Confetti Cream Cake Recipe

  • 5 eggs
  • 1 teaspoon vanilla extract
  • 1 cup sugar
  • 1 cup all-purpose flour
  • 1/2 teaspoon baking powder
  • 1/2 teaspoon salt
  • 1 (8 ounce) package cream cheese, softened
  • 1 cup sugar, divided
  • 1 teaspoon vanilla extract
  • 1/4 teaspoon ground cinnamon
  • 1 cup sour cream
  • 1/2 cup finely chopped walnuts
  • 1/2 cup flaked coconut
  • 1/3 cup chopped maraschino cherries
  • 2 (1.55 ounce) bars milk chocolate candy bar, shaved or finely chopped
  • 1 1/2 cups whipping cream
  1. In a mixing bowl, beat eggs and vanilla on high until foamy. Add sugar; beat until thick and lemon-colored. Combine flour, baking powder and salt; fold into egg mixture, a third at a time. Pour into two greased and floured 9-in. round baking pans. Bake at 350 degrees F for 25-30 minutes or until cake springs back when lightly touched. Cool for 5 minutes; remove from pans to wire racks to cool completely. In a mixing bowl, beat cream cheese, 2/3 cup sugar, vanilla and cinnamon until smooth.
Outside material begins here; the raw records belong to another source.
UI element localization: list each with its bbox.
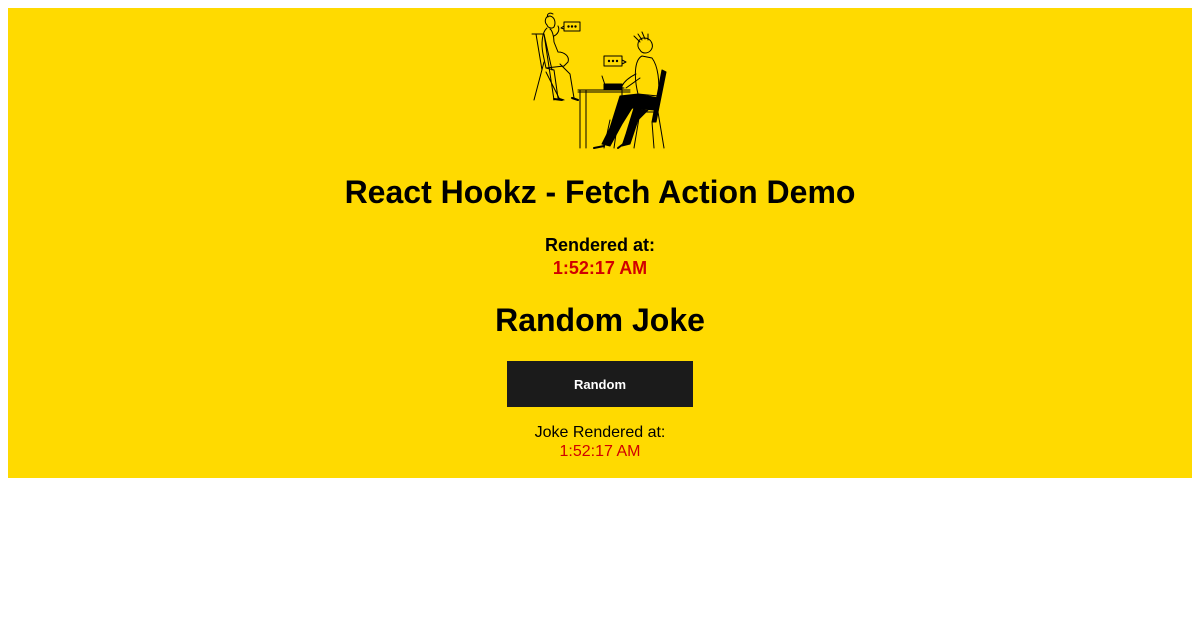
page-title: React Hookz - Fetch Action Demo [344,174,856,210]
two-people-chatting-illustration [531,12,667,149]
joke-rendered-at-label: Joke Rendered at: [534,424,666,441]
joke-rendered-at-time: 1:52:17 AM [559,443,641,460]
app-panel: React Hookz - Fetch Action Demo Rendered… [8,8,1192,478]
rendered-at-time: 1:52:17 AM [552,258,648,278]
joke-heading: Random Joke [495,302,705,338]
random-joke-button[interactable]: Random [507,361,693,407]
rendered-at-label: Rendered at: [544,235,656,255]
Stir in sour cream, nuts, coconut and cherries. Fold in chocolate. Beat cream and remaining sugar; set half aside. Fold remaining whipped cream into the cream cheese mixture. Split each cake into two horizontal layers; spread a fourth of the cream cheese mixture on one layer. Repeat layers. Frost sides with reserved whipped cream. Refrigerate until serving.